Penúltima QT antes da cirurgia. Ô, glória!
- Juliana Netto
- 11 de jul. de 2019
- 6 min de leitura
Tinha ficado devendo uma consulta com o Dr.XY, lembram? Quinta passada encarei a missão. Confesso que, como no início do processo, foi o pobre Dr XY que me deu as piores notícias, a ida ao antigo prédio do Bingo de Botafogo ainda era envolvida por uma aura de leve ansiedade. Aura esta que se desfez quando cheguei no corredor do sexto andar. O consultório do Dr XY é inconfundível. A porta sempre aberta e, chegando bem em frente, a pessoa dá de cara com L, a secretária que é a encarnação brazuca da Whoopi Goldeberg. Não só fisicamente, mas no jeito inconfundível de falar e olhar. Só pra deixar registrado: a-do-ro! Consultório lotado, o jeito era esperar no corredor. Eu e Gabriela acompanhávamos aflitas a falação de uma moça que já tinha sido atendida, mas mostrava os peitos, descrevia a cirurgia, contava da família, dava sugestões, enfim, ou melhor, uma história sem fim. O rosto das interlocutoras deixava claro que o pânico se instalava. L. fazia caras e bocas e eu, lá pelas tantas, comecei a pedir aos amigos do além que convencessem aquela alma a seguir o rumo dela. Depois de uma hora e tal naquele laboratório de antropologia das mamas, chegou a minha vez. A descrição do exame físico foi a ótima notícia da semana: só um "espessamentozinho de m.". A intimidade permite que o médico se sinta à vontade pra falar exatamente o que acha, numa linguagem acessível, gente como a gente, pé no chão, e eu acho ótimo, claro. Saio com a certeza de que entendi a mensagem. Levei uma chamada porque esqueci de levar o saquinho de exames anteriores. Ainda não acostumei que preciso carregar uma sacola com pastas de resultados e pedidos de exames. Saí do consultório com a missão de repetir a maratona de exames no CDPI do Leblon, pra saber o aspecto do cajá pós tratamento. Lá vou eu vestir o hobby de viscose de novo... Armaria! Terça foi dia de consulta com a Dra XX. Sempre mais light. Aquela rotina: primeiro a consulta de enfermagem com a R, sempre feliz da vida. Dá pra falar do BB cream na promoção da Venâncio, dos planos de correr uma maratona de novo, dos sapatos azuis que comprei na feirinha da São Salvador, dos pães que João fez no final de semana. Aí tem a pausa pro chá de limão e depois a consulta com a Dra XX, grazadeus, cada vez com notícias melhores.

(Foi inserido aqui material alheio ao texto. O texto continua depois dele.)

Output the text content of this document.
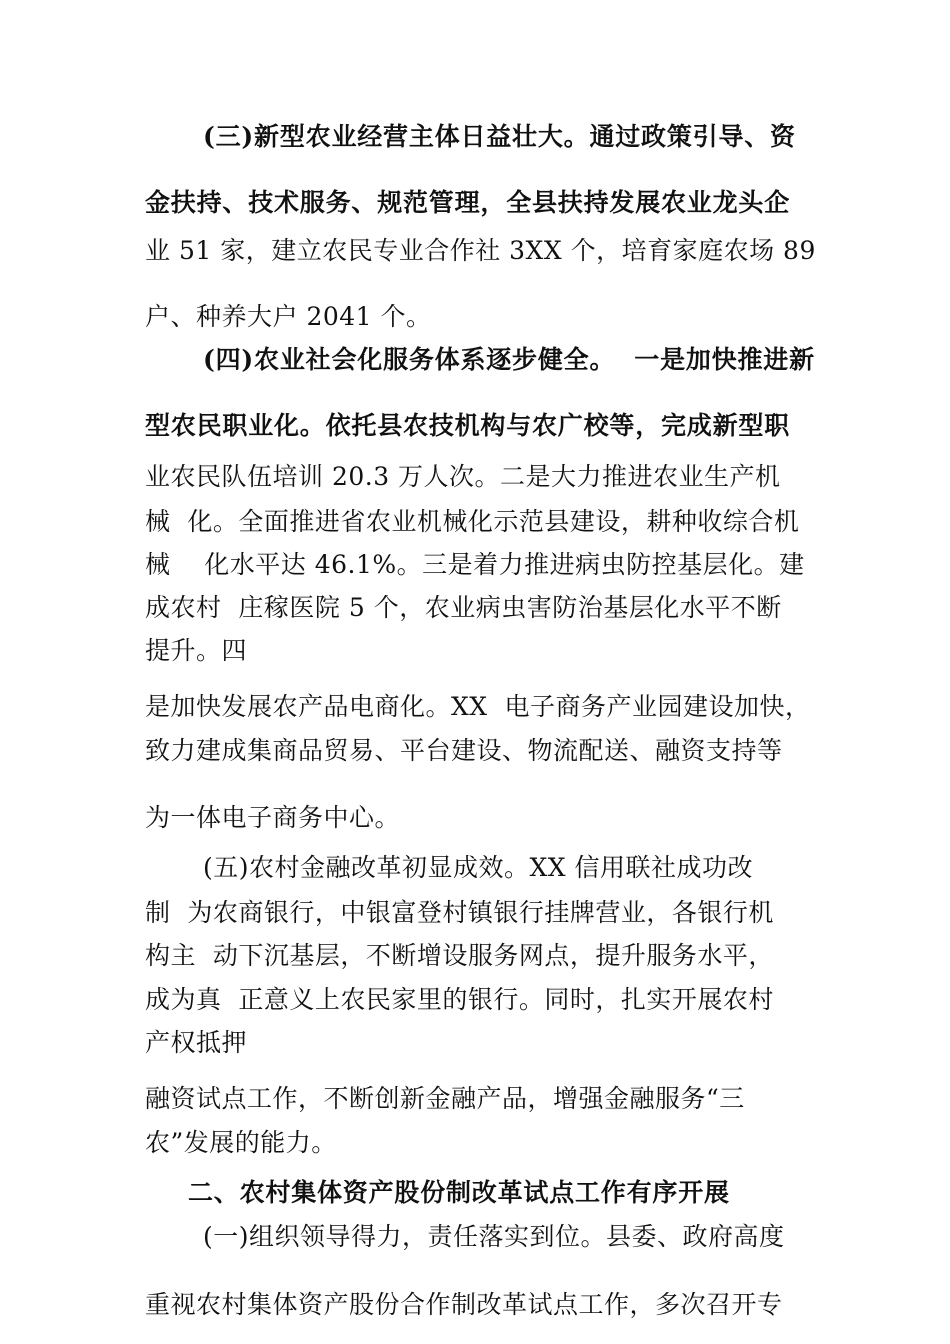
(三)新型农业经营主体日益壮大。通过政策引导、资
金扶持、技术服务、规范管理，全县扶持发展农业龙头企
业 51 家，建立农民专业合作社 3XX 个，培育家庭农场 89
户、种养大户 2041 个。
(四)农业社会化服务体系逐步健全。  一是加快推进新
型农民职业化。依托县农技机构与农广校等，完成新型职
业农民队伍培训 20.3 万人次。二是大力推进农业生产机
械  化。全面推进省农业机械化示范县建设，耕种收综合机
械    化水平达 46.1%。三是着力推进病虫防控基层化。建
成农村  庄稼医院 5 个，农业病虫害防治基层化水平不断
提升。四
是加快发展农产品电商化。XX  电子商务产业园建设加快，
致力建成集商品贸易、平台建设、物流配送、融资支持等
为一体电子商务中心。
(五)农村金融改革初显成效。XX 信用联社成功改
制  为农商银行，中银富登村镇银行挂牌营业，各银行机
构主  动下沉基层，不断增设服务网点，提升服务水平，
成为真  正意义上农民家里的银行。同时，扎实开展农村
产权抵押
融资试点工作，不断创新金融产品，增强金融服务“三
农”发展的能力。
二、农村集体资产股份制改革试点工作有序开展
(一)组织领导得力，责任落实到位。县委、政府高度
重视农村集体资产股份合作制改革试点工作，多次召开专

Esta terça-feira, foi a primeira vez em alguns meses, que saí sem faixa, lenço, touca ou gorro. Acordei focada, fui ao salão, pedi pra dar uma modernizada no corte, e saí de peito aberto e cabelos ao vento. Os cabelos cresceram, e já estão disfarçando as falhas que adquiri cortando os nós que o shampoo anti-residuos do sete peles me deu de presente de grego. Precisava desse gás na auto estima depois desse intervalo com tantos dias de cama desde o último ciclo, né? O meu depoimento sobre a touca inglesa é: vale a pena! Quem precisar, tem que usar! É uma revolução. Faz muita diferença chegar ao fim do tratamento sem a característica "cara de câncer".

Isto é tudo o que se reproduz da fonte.